Умер человек, который в течение тринадцати лет приводил в смятение царское правительство. О смерти Нечаева сейчас же было доложено царю, и, наверное, вздох облегчения вырвался у царя, когда он узнал об этом. Наконец, царь избавлялся от такого опасного революционера, который был в его руках, но которого он не имел права повесить. Но и мертвый Нечаев продолжал еще внушать страх. III Отделение распорядилась, чтобы мертвое тело Нечаева с большими предосторожностями ночью было вывезено из равелина и где-нибудь тайком похоронено. Правительство умышленно хотело сохранить тайну пребывания Нечаева в равелине, и оно сохранило.

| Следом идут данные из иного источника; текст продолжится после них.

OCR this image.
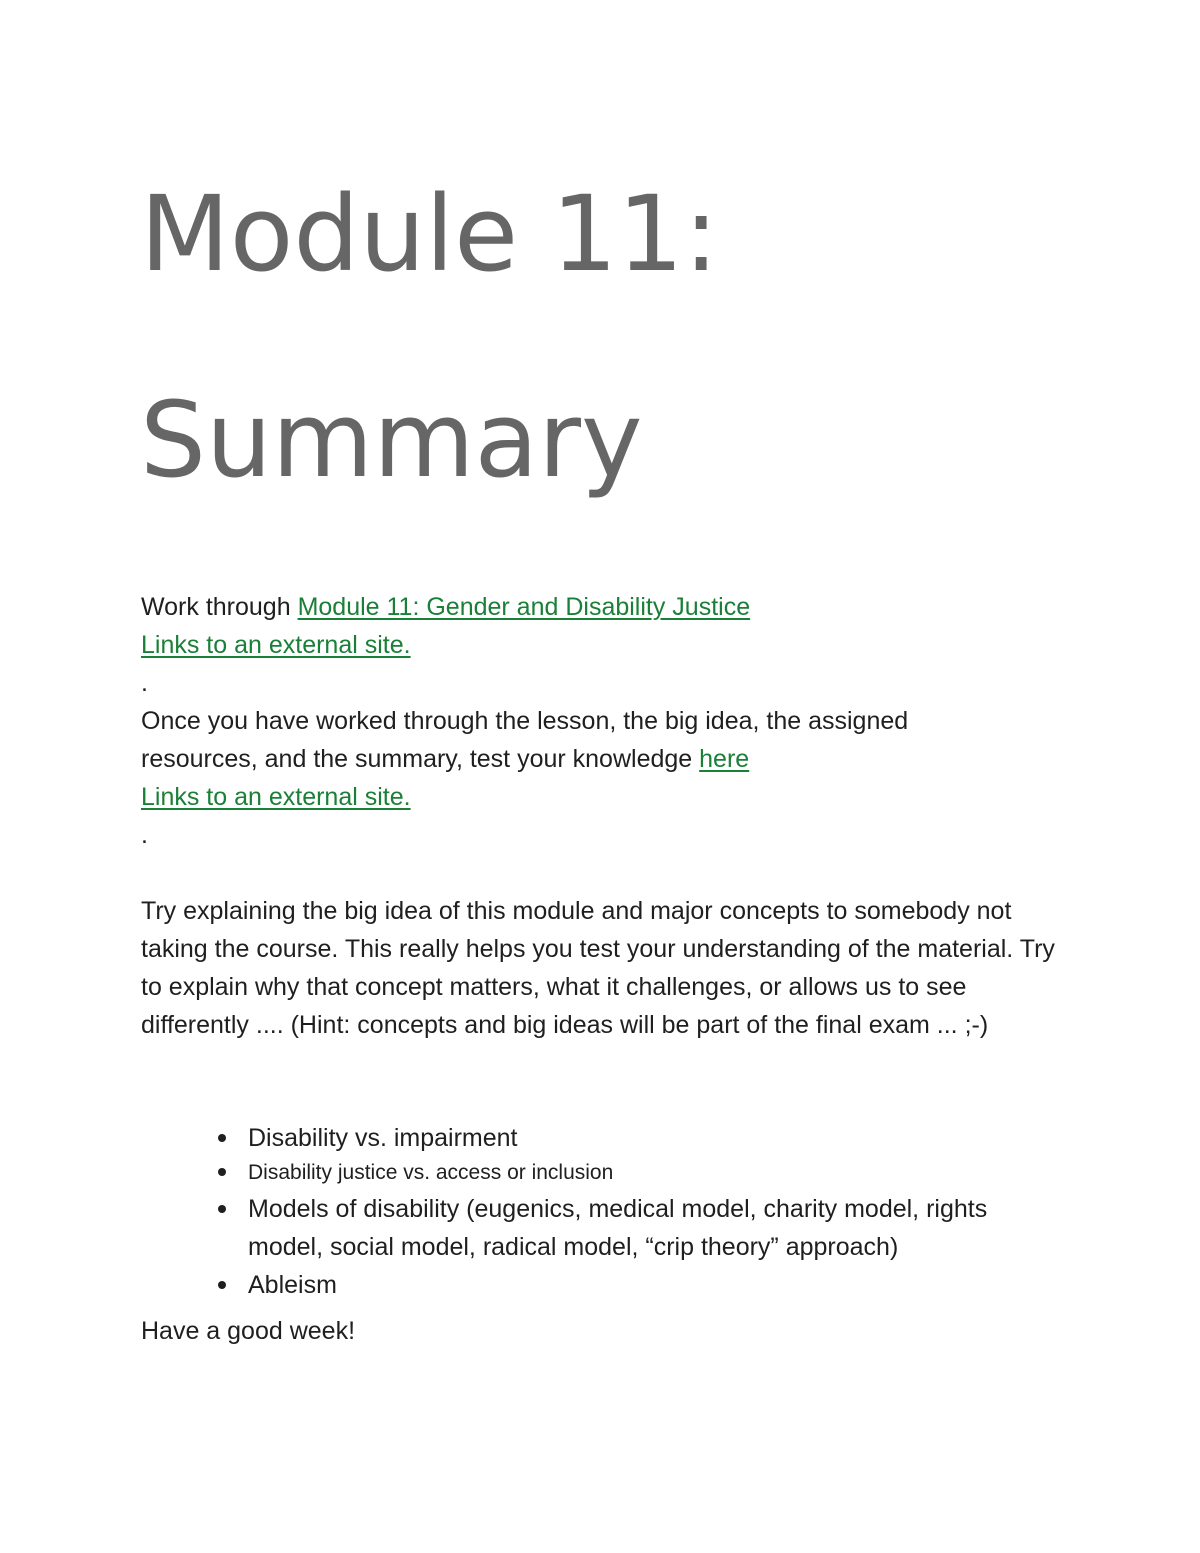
Module 11:
Summary
Work through Module 11: Gender and Disability Justice
Links to an external site.
.
Once you have worked through the lesson, the big idea, the assigned
resources, and the summary, test your knowledge here
Links to an external site.
.

Try explaining the big idea of this module and major concepts to somebody not taking the course. This really helps you test your understanding of the material. Try to explain why that concept matters, what it challenges, or allows us to see differently .... (Hint: concepts and big ideas will be part of the final exam ... ;-)

Disability vs. impairment
Disability justice vs. access or inclusion
Models of disability (eugenics, medical model, charity model, rights model, social model, radical model, “crip theory” approach)
Ableism

Have a good week!
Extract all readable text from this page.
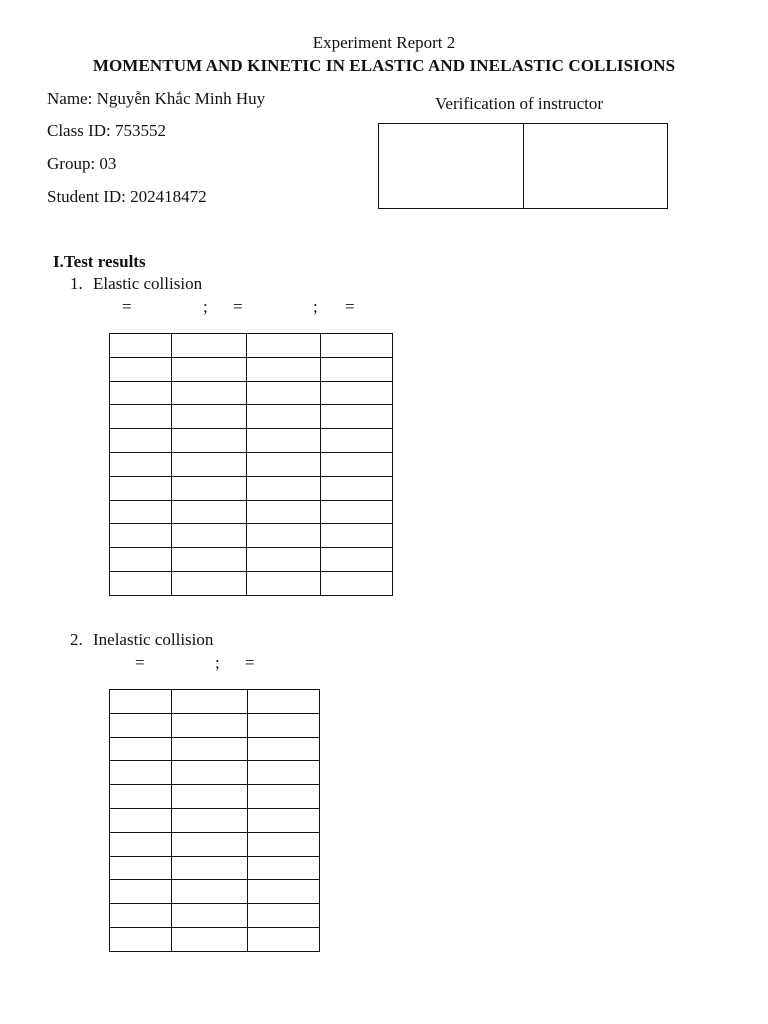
Experiment Report 2
MOMENTUM AND KINETIC IN ELASTIC AND INELASTIC COLLISIONS
Name: Nguyễn Khắc Minh Huy
Class ID: 753552
Group: 03
Student ID: 202418472
Verification of instructor
I.Test results
1. Elastic collision
=	; =	; =

2. Inelastic collision
=	; =
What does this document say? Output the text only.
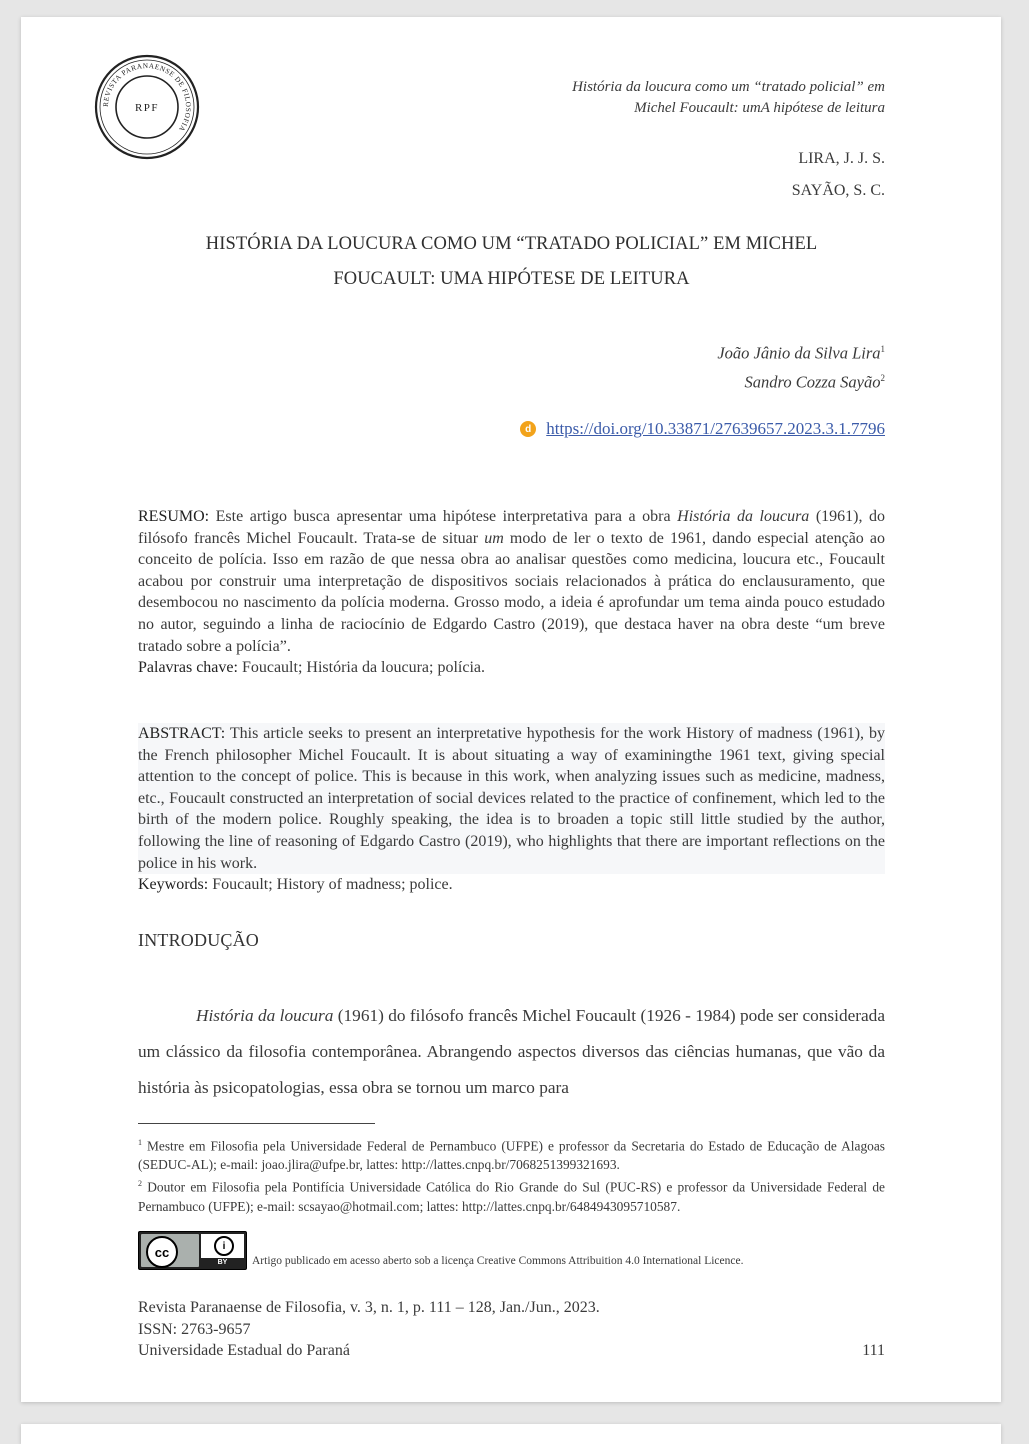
REVISTA PARANAENSE DE FILOSOFIA
RPF
História da loucura como um “tratado policial” em
Michel Foucault: umA hipótese de leitura
LIRA, J. J. S.
SAYÃO, S. C.
HISTÓRIA DA LOUCURA COMO UM “TRATADO POLICIAL” EM MICHEL
FOUCAULT: UMA HIPÓTESE DE LEITURA
João Jânio da Silva Lira$^1$
Sandro Cozza Sayão$^2$
d https://doi.org/10.33871/27639657.2023.3.1.7796
RESUMO: Este artigo busca apresentar uma hipótese interpretativa para a obra História da loucura (1961), do filósofo francês Michel Foucault. Trata-se de situar um modo de ler o texto de 1961, dando especial atenção ao conceito de polícia. Isso em razão de que nessa obra ao analisar questões como medicina, loucura etc., Foucault acabou por construir uma interpretação de dispositivos sociais relacionados à prática do enclausuramento, que desembocou no nascimento da polícia moderna. Grosso modo, a ideia é aprofundar um tema ainda pouco estudado no autor, seguindo a linha de raciocínio de Edgardo Castro (2019), que destaca haver na obra deste “um breve tratado sobre a polícia”.
Palavras chave: Foucault; História da loucura; polícia.
ABSTRACT: This article seeks to present an interpretative hypothesis for the work History of madness (1961), by the French philosopher Michel Foucault. It is about situating a way of examiningthe 1961 text, giving special attention to the concept of police. This is because in this work, when analyzing issues such as medicine, madness, etc., Foucault constructed an interpretation of social devices related to the practice of confinement, which led to the birth of the modern police. Roughly speaking, the idea is to broaden a topic still little studied by the author, following the line of reasoning of Edgardo Castro (2019), who highlights that there are important reflections on the police in his work.
Keywords: Foucault; History of madness; police.
INTRODUÇÃO

História da loucura (1961) do filósofo francês Michel Foucault (1926 - 1984) pode ser considerada um clássico da filosofia contemporânea. Abrangendo aspectos diversos das ciências humanas, que vão da história às psicopatologias, essa obra se tornou um marco para

$^1$ Mestre em Filosofia pela Universidade Federal de Pernambuco (UFPE) e professor da Secretaria do Estado de Educação de Alagoas (SEDUC-AL); e-mail: joao.jlira@ufpe.br, lattes: http://lattes.cnpq.br/7068251399321693.

$^2$ Doutor em Filosofia pela Pontifícia Universidade Católica do Rio Grande do Sul (PUC-RS) e professor da Universidade Federal de Pernambuco (UFPE); e-mail: scsayao@hotmail.com; lattes: http://lattes.cnpq.br/6484943095710587.

cc	i
BY	Artigo publicado em acesso aberto sob a licença Creative Commons Attribuition 4.0 International Licence.
Revista Paranaense de Filosofia, v. 3, n. 1, p. 111 – 128, Jan./Jun., 2023.
ISSN: 2763-9657
Universidade Estadual do Paraná	111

Глава четвёртая Политические взгляды Нечаева
«Фигура Сергея Нечаева мало изучена. Зловещая и мрачная память, которую он оставил по себе, уделяет ему обособленное место в ряду русских революционеров. История его, конечно, не реабилитирует. Но она воздаст должное выдающейся индивидуальности этого революционера, искренно, до фанатизма, преданного делу революции… В нем жил дух подлинного героя, этого история не отнимет от него, и всё-таки… И всё-таки фигура его, несмотря на подлинный героизм, навсегда останется мрачной фигурой нашей революции» (курсив наш. – А. Г.).
Так оценивает историческое значение Сергея Нечаева один из современных исследователей Бакунина – В.П. Полонский.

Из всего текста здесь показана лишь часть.